What is Surety?

What is Surety?

When an application for bail is made the court may consider the imposition or a Surety condition.

A surety is actually a person. That is a person who will also sign the bail undertaking as a Guarantor for the defendant’s appearance before a court. Usually, it is a family member or a friend who is willing to make a solemn promise to the court that if the defendant fails to appear before the court, they will be responsible in the amount of the surety. The amount of the surety is a dollar amount, say $50,000, that the surety will have to pay to the court if the defendant fails to appear.

In order to qualify as a surety under s21 of the Bail Act 1980 (View – Queensland Legislation – Queensland Government) the person must be a person who —

(a) has attained the age of 18 years; and

(b) has not been convicted of an indictable offence; and

(c) is not—

(i) an involuntary patient under the Mental Health Act 2016 who is, or is liable to be, detained in an authorised mental health service under that Act; or

(ii) a forensic disability client within the meaning of the Forensic Disability Act 2011 ; or

(iii) a person for whom a guardian or administrator has been appointed under the Guardianship and Administration Act 2000 ; and

(d) is not an insolvent under administration; and

(e) has not been, and is not likely to be, charged; and

(f) is worth not less than the amount of bail in real or personal property.

Judge in suit signing a legal document

In deciding whether to accept someone as a surety the court will take into account the person’s financial resources, the person’s character and antecedents, the person’s proximity to the defendant (whether by kinship, place of residence or otherwise), and will not accept a person as a surety if it appears that it would be ruinous or injurious to the person or the person’s family if the undertaking were forfeited.

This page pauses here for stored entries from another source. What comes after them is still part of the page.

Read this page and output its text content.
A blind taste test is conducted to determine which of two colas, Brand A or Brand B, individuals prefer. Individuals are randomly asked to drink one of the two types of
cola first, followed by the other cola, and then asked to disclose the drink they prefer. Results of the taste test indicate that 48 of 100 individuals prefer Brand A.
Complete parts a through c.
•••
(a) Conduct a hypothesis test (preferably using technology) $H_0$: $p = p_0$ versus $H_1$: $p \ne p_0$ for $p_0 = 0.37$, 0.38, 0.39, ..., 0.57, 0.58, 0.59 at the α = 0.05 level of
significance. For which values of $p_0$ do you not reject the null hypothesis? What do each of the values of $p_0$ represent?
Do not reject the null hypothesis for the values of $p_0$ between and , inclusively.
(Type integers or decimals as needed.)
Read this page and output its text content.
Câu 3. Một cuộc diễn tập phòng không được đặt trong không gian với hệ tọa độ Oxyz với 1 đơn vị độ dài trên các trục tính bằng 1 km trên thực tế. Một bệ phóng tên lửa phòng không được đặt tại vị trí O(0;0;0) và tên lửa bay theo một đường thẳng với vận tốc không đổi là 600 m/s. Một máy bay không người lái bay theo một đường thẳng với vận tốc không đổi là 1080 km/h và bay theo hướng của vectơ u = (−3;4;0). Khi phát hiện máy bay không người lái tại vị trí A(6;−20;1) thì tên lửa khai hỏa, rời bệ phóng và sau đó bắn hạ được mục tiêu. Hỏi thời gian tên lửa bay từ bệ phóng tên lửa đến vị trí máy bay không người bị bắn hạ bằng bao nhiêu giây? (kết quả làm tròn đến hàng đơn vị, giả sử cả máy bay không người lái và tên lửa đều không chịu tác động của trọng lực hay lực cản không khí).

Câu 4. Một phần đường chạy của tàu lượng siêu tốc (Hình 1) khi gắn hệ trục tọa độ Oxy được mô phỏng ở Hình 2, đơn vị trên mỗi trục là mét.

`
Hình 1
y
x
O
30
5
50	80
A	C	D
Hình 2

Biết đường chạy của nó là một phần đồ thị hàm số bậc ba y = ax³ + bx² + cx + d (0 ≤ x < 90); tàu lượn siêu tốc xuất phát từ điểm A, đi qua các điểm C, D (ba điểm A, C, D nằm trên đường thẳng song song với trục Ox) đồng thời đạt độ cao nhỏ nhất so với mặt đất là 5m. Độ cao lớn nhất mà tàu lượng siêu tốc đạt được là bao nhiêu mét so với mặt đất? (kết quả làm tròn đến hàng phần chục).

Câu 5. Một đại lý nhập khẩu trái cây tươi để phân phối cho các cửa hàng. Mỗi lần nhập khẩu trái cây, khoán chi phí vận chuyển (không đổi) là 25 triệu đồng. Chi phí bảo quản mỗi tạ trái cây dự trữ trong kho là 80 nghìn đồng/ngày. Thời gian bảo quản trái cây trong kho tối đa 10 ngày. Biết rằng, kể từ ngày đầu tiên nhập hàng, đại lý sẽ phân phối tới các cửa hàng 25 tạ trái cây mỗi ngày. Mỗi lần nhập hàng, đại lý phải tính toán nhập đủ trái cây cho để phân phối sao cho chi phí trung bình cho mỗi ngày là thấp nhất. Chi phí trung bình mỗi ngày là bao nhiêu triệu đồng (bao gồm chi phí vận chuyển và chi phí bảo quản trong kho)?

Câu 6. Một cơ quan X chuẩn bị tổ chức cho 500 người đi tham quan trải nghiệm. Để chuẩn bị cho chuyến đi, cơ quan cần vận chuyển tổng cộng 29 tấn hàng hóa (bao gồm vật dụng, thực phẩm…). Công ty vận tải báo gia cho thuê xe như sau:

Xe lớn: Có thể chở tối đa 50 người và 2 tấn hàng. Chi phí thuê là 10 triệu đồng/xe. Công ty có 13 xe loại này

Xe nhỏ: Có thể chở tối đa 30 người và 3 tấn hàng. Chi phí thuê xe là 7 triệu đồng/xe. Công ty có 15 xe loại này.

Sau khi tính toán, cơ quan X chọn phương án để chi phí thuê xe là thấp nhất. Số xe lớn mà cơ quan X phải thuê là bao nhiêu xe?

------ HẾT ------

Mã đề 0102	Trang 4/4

The usual process is that, if bail is granted, the proposed surety attends the registry of the courthouse to sign what is called the “affidavit of justification” that addresses the above issues. The surety does not have to pay the amount of the surety at the time but must demonstrate that they are worth the amount of the surety in assets. Sometimes this can be done by paying the amount into court. If accepted the surety signed the undertaking and the defendant is released.

Whilst awaiting trial of the defendant, the surety is able to bring an application to the court to be discharged from their obligations, provided the defendant hasn’t already broken their bail conditions or failed to appear in court. If the court discharges the surety the defendant will then be remanded in custody.

If the defendant fails to appear in court and the surety had not already been discharged, then the prosecution can apply to the court for an order that the surety pay to the State the amount of the surety.

Becoming a surety is a serious matter and independent legal advice should be obtained.